Невзоров заявляет: «Орки тысячами погибали во имя Мордора. Фриц Кристен, Зепп и другие солдаты Рейха тоже совершали подвиги. Тем же занимались японские камикадзе, берсерки, жирондисты и воины-ягуары древней Мексики. Да, все они виртуозно убивали и мучительно умирали. Но это не повод помнить их имена. Подвиг — примитивное, а часто и преступное действие. На него способны даже алкоголики, дикари и террористы. Имеет значение лишь то, чему послужил подвиг. И какой в нем содержится урок».
И какой же вывод сделал журналист? А вот какой: «Никакой другой “родины”, кроме сталинской преисподней, у Космодемьянской не было. Только она могла быть объектом Зоиного патриотического фанатизма. И принести себя в жертву она могла только ей. Что и сделала, безусловно оказав режиму важную услугу. Фактор войны в данном случае не является определяющим. С любыми врагами своего ада у Космодемьянской, вероятно, был бы такой же короткий разговор, как с глупыми крестьянами деревни Петрищево и немецкой ватой»
Откуда же столько ненависти в словах Невзорова? Потому что он знает прекрасно, что правда на стороне Зои. И потому так врезались в память ее слова жителям деревни Петрищево.
Потому что уже 12 января 1942 года части 108-й стрелковой дивизии РККА вышвырнули гитлеровцев из деревни Петрищево, освободив ее жителей от ужаса оккупации. И именно они рассказали о подвиге Зои военному корреспонденту Петру Лидову.
И когда о самопожертвовании 18-летней девушки узнала вся страна, имя Зои стало победным знаменем для миллионов советских людей на фронте и в тылу. И когда уже не было сил у бойца сдерживать натиск немцев, в голове звучало: «А ей, Зое, было легко там, на эшафоте?» И сжав зубы, солдаты стояли насмерть.
Другой Победы нет и не будет.

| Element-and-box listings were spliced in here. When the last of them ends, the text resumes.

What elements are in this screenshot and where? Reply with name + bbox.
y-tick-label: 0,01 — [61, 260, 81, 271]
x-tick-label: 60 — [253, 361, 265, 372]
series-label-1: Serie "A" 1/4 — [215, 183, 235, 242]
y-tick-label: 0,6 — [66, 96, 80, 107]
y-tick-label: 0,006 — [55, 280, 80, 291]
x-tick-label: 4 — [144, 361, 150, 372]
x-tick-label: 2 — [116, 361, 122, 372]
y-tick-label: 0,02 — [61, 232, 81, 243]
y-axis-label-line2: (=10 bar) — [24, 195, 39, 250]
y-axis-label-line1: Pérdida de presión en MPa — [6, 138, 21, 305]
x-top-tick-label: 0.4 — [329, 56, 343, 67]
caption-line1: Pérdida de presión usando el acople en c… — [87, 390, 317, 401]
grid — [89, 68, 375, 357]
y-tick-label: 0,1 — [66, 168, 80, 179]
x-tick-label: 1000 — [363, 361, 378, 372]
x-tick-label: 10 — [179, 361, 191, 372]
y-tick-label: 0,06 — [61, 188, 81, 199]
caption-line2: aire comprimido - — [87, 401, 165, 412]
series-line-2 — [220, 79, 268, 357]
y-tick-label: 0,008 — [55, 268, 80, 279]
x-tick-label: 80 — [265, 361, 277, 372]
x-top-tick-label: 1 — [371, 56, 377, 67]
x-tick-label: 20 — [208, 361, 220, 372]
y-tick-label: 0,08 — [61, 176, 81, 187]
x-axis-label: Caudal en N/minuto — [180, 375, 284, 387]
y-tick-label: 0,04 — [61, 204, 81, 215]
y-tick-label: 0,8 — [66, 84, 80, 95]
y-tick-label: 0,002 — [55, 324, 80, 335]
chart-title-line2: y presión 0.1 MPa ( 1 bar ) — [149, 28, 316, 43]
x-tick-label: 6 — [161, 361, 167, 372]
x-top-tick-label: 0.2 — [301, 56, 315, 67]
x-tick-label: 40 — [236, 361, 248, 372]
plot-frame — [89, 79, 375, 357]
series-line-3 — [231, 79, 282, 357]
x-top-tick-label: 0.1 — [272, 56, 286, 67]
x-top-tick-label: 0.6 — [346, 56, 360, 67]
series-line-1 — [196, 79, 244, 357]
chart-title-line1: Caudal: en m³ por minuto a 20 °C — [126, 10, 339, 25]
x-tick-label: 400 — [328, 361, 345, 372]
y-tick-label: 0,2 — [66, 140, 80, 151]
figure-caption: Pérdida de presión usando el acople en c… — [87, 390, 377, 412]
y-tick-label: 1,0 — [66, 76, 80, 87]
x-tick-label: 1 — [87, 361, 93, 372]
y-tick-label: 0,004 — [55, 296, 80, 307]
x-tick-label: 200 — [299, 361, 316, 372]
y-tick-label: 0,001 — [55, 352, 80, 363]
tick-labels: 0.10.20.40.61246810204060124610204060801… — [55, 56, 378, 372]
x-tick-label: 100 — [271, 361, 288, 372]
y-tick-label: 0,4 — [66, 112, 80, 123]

Кому не нравится, для тех существует генерал Власов
Миллионы таких же, как Зоя, молодых комсомольцев и комсомолок, веривших в Советскую Родину, сложили свои головы в боях военной машиной Третьего Рейха, перед которой встала на колени вся Европа, мнящая демократической и цивилизованной.
А «орки советского режима», память о которых доводит Невзорова и ему подобных до ночных кошмаров, дошли до Берлина, подняв на Рейхстагом свое Знамя Победы.
Советской победы, победы Иосифа Сталина, Георгия Жукова, Зои Космодемьянской, Александра Матросова и миллионов других советских людей.
Другой Победы нет, и не будет. А кому не нравится, для того существует «уголок генерала Власова», замечательное объединение предателей на все времена. И там всегда найдется место для тех, кому не нравится Зоя Космодемьянская, будь то Александр Невзоров или кто-то другой.